Chapter 7 Creating New Functions

Keyword Action
def Defines new function
return Returns value at the end of function
from Gives name of an external file
import Brings in functions from an external file

You have been using many Pythons functions, such as range(), sort(), etc., to improve your code. Internally, a function is block of code with a given name. When you use a function (e.g. range(4)) within your code, Python executes the corresponding block of code and returns the result. That way your code stays small and readable.

Apart from the in-built functions Python provides you with, you can also create your own functions. Here is an example.

Code -

def square(x):
    return x*x

print(square(2))
print(square(3))

The keyword ‘def’ gives name to a function, and the variables within the parenthesis are its parameter. The block of indented code following def represents the code of the function, and the ‘return’ statement gives its return value to be used by the main program.

Here, you created a function named ‘square’ that takes only one parameter x. Internally, this function computes x*x and returns the result. Whenever you use square() in your main code, Python runs the block of code from its definition to get a result.

7.1 Code Flow with Functions

We need to also make clear that your main code consists of all lines after excluding the def blocks. The standard linear flow of execution from top to bottom does not hold for the functions. Let us illustrate the point with two codes.

Code 1 -

i=2
j=3

def square(x):
    print("inside",i,j)
    return(x*x)

print(square(i))
print(square(j))

Code 2 -

def square(x):
    print("inside",i,j)
    return x*x

i=2
j=3
print(square(i))
print(square(j))

You will see that both produce the same output. You may find that odd, because i and j are not defined before the function in the second case. How does the function know their values?

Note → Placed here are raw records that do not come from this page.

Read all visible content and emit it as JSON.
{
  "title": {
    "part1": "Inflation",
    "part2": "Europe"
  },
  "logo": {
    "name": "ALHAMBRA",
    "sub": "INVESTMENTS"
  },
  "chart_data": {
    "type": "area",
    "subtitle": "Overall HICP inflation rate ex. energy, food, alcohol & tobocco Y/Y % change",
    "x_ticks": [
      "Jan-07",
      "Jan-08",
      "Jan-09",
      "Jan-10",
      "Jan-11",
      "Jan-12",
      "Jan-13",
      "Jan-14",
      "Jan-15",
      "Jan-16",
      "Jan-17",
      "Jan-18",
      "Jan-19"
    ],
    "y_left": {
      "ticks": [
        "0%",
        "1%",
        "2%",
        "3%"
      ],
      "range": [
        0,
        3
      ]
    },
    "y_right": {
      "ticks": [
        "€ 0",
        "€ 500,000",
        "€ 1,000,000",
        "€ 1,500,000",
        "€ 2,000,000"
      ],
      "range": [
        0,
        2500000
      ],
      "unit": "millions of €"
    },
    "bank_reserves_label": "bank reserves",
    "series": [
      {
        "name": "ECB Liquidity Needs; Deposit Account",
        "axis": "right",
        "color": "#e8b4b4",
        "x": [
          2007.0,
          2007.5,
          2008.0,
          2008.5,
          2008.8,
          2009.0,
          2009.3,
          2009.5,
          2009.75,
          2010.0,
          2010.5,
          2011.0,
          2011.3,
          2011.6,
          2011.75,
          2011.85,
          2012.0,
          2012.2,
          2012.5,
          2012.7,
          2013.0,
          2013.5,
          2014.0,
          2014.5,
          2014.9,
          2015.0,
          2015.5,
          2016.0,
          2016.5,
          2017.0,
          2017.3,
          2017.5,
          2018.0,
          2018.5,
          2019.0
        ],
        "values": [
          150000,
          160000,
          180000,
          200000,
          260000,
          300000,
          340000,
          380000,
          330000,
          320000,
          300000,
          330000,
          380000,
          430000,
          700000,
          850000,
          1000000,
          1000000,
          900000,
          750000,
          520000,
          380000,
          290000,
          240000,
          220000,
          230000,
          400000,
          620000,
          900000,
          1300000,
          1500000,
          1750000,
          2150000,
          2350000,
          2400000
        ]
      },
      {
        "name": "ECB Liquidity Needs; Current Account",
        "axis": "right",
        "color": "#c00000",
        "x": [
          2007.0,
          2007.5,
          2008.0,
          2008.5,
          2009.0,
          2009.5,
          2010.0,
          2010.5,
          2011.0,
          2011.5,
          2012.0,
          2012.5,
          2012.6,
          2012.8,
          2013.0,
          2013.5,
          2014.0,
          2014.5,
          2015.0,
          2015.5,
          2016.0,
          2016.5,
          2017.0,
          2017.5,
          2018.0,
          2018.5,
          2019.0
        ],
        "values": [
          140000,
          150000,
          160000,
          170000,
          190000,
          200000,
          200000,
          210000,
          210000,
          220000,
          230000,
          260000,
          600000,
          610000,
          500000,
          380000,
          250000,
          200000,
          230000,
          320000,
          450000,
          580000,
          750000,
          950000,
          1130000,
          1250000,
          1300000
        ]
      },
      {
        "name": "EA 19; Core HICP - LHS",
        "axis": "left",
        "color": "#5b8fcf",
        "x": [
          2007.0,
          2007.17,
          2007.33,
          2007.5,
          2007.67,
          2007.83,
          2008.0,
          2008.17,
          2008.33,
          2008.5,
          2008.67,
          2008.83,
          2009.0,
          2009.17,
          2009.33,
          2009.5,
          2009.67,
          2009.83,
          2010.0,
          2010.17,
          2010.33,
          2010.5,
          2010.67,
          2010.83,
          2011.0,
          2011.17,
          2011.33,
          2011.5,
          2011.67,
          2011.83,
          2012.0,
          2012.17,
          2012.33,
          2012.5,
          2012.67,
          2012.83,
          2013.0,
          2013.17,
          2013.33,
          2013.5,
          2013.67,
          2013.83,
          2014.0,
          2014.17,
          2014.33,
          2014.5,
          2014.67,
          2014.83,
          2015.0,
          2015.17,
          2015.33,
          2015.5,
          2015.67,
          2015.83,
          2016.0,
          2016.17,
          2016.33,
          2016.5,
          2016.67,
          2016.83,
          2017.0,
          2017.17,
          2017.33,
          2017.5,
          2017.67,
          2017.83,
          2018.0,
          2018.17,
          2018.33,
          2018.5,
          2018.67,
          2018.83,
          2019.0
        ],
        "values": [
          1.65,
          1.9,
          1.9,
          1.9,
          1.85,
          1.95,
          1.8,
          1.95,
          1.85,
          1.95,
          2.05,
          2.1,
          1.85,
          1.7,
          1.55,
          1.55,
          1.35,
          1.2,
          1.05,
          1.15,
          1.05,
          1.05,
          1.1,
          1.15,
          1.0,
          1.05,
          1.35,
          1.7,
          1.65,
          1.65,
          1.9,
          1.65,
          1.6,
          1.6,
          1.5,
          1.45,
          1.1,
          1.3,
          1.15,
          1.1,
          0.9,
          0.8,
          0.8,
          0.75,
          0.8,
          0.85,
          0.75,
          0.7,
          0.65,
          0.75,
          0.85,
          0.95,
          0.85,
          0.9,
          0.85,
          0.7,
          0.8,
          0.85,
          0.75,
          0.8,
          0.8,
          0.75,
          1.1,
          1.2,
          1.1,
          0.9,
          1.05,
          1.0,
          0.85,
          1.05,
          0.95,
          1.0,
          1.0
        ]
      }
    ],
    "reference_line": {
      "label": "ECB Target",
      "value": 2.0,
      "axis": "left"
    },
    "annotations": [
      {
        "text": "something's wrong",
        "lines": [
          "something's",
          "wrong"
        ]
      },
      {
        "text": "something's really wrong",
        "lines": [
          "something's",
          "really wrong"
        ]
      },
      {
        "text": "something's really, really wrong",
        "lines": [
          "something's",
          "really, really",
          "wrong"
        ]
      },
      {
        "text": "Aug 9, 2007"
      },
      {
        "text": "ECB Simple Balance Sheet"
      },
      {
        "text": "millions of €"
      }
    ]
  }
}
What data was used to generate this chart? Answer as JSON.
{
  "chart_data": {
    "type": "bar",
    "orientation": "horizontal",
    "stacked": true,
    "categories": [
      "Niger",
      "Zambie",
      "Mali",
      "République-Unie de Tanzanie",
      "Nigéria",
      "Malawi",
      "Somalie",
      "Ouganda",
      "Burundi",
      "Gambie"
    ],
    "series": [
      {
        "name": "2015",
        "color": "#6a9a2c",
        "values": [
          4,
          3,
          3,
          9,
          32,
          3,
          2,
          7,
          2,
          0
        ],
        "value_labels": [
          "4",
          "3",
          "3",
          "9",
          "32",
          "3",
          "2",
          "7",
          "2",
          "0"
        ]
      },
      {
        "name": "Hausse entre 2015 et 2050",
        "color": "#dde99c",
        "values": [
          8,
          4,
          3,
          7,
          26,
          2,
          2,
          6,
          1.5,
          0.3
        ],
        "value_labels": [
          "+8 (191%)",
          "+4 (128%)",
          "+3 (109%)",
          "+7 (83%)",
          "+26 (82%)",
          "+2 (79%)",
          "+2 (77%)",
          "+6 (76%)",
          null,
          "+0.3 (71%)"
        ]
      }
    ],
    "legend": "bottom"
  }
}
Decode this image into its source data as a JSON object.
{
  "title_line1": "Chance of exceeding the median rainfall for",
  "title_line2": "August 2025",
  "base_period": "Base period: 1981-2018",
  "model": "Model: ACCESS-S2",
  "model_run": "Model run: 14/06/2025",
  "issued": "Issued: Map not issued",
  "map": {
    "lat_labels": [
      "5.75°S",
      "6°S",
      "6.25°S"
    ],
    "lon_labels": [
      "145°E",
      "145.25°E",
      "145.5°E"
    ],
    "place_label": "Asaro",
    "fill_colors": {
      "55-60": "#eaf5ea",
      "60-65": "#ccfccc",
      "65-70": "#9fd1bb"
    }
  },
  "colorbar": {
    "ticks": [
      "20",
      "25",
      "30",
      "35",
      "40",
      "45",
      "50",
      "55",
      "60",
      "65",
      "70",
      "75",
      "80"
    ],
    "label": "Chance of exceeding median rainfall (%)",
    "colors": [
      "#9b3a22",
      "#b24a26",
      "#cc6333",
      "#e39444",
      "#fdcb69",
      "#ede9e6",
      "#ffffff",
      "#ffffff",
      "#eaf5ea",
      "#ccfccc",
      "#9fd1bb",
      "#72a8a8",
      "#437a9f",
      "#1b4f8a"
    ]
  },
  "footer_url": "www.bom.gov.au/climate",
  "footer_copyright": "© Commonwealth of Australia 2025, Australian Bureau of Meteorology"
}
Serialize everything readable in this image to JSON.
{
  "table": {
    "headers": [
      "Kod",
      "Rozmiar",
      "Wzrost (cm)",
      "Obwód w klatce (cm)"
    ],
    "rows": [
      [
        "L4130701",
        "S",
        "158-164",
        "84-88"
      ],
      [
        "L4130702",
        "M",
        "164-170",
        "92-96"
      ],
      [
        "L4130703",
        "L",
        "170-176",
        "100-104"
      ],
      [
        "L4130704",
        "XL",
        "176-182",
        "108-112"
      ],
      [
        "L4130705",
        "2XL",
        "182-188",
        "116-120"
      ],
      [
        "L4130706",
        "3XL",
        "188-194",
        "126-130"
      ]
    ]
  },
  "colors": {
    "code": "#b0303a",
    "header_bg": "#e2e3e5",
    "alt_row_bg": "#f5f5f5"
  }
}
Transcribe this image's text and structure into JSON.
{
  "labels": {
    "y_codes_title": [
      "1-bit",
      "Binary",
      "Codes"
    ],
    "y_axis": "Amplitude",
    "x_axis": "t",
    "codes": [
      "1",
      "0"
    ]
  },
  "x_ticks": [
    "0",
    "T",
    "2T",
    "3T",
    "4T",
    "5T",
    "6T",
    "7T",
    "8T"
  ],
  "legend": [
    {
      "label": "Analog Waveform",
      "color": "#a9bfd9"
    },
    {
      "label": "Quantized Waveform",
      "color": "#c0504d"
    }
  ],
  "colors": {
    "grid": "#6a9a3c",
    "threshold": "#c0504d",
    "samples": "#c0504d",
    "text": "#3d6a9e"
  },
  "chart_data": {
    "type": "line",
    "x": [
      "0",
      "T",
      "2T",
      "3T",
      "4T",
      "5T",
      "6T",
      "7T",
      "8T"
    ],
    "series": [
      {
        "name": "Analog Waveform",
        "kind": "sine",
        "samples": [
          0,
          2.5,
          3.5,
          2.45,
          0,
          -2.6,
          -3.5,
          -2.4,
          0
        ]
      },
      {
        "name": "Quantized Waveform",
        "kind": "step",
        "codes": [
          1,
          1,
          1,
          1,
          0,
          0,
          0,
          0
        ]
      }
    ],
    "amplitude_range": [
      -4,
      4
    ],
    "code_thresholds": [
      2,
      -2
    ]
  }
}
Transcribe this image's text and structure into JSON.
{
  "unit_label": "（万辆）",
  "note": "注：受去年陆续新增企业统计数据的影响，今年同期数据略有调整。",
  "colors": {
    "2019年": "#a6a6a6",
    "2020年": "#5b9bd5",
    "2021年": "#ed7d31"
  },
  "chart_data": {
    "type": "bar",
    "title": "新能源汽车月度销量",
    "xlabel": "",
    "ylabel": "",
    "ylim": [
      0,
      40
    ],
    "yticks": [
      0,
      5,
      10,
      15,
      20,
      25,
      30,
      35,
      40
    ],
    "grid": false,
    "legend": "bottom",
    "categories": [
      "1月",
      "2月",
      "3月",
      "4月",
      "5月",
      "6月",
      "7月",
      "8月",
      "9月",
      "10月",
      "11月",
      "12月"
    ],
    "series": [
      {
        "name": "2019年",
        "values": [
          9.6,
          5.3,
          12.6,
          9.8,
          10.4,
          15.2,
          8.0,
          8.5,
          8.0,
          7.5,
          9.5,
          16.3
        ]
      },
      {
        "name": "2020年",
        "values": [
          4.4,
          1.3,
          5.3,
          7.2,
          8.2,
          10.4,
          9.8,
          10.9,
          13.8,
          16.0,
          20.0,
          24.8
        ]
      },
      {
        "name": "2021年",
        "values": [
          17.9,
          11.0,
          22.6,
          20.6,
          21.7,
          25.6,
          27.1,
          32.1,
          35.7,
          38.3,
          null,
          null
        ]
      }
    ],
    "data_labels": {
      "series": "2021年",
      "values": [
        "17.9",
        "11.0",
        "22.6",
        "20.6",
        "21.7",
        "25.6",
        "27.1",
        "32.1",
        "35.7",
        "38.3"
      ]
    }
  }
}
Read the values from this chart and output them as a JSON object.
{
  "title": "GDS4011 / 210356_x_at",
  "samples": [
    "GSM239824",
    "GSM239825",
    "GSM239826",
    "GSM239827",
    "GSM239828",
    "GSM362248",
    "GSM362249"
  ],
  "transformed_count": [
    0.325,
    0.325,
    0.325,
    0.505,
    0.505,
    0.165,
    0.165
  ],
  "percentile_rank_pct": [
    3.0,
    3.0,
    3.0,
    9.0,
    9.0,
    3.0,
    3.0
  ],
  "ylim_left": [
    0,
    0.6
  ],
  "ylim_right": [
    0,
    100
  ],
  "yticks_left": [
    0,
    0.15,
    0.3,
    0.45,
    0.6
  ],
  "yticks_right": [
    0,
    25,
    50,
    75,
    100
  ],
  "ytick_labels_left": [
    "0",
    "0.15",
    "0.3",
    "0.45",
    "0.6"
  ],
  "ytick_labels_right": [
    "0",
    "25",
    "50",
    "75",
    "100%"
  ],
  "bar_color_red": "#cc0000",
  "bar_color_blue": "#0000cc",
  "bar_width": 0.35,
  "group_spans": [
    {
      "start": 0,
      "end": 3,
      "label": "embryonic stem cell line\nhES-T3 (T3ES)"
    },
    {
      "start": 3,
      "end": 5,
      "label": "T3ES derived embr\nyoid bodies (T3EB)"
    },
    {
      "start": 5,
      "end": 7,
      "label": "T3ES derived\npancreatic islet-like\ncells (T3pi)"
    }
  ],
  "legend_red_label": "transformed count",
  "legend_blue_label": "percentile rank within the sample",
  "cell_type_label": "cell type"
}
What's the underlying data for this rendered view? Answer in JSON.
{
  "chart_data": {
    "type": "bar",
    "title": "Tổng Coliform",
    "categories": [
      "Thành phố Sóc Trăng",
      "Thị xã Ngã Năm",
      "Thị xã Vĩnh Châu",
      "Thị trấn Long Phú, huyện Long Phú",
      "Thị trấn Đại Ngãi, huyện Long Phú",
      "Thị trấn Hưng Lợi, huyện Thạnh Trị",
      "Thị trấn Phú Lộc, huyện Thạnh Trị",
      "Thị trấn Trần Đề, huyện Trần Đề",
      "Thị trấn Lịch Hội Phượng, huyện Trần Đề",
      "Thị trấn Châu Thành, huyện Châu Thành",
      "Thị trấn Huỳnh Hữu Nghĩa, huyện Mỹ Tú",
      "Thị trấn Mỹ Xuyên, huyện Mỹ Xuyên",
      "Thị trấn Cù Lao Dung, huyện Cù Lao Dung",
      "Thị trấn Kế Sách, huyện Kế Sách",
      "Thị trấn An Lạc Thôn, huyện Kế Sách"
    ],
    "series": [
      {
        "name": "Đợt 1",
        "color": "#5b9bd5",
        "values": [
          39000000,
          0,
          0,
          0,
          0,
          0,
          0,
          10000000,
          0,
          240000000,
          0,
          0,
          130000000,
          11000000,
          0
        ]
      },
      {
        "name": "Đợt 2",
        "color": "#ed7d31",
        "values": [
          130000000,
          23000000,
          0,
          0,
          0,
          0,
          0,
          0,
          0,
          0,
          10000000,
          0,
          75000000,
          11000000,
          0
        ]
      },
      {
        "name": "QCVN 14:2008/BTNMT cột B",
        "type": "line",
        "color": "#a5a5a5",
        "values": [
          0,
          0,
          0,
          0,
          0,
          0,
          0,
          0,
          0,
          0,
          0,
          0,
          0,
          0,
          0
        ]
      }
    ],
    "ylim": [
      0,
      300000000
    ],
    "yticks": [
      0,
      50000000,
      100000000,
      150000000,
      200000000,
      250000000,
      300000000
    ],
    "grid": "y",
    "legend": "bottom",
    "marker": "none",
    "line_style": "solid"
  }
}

They work identically in both cases, because Python isolates the def block and keeps it separately. Then it takes the remaining lines and executes the code from top to bottom. Hence, i and j are already defined by the time the function square is called.

7.2 Providing Default Parameter

Code -

def square(x=1):
    return x*x

print(square())
print(square(2))
print(square(3))

The above code gives default value of 1 to the parameter x. When the function square() is called without any number, Python uses the default value to print 1*1.

7.3 Write a function to compute Fibonacci numbers.

def fibonacci(n, first=0, second=1):
  while n != 0:
    print(first)
    n, first, second = n - 1, second, first + second # assignment


print(fibonacci(10))

7.4 Recursive Functions

7.5 Importing Functions from a File

You learned in the previous section that Python separates out the function definitions, while executing the code. To keep the code readable, programmers often prefer to write the function definitions is a file separate from the main program. How does one run such multi-program code? We will learn that here by creating two files - ‘names.py’ for functions and ‘code.py’ for the main code. You cannot do this in the sandbox.

In file names.py, type -

def square(x=1):
        return x*X

def cube(x=1):
    return x*x*x

In code.py -

#from names import square
from names import *

print(square(2))
print(cube(2))
print(cube(10)/square(10))

Both files need to be in the same directory. When you run code.py, it will automatically incorporate the functions ‘square’ and ‘cube’ from names.py.

Note: import x vs from x import *

We will separate our code into two files and see how they run. You cannot do this in the sandbox.

In file other.py, type -

print("code in other file")

In main.py -

import other

print("code in main file")

Both files need to be in the same directory. When you run main.py, it will automatically include the code from ‘other.py’ and run it.

print("code in main file")

import other

The main purpose of import is to separate function definitions in a separate file. Import from external file happens only once.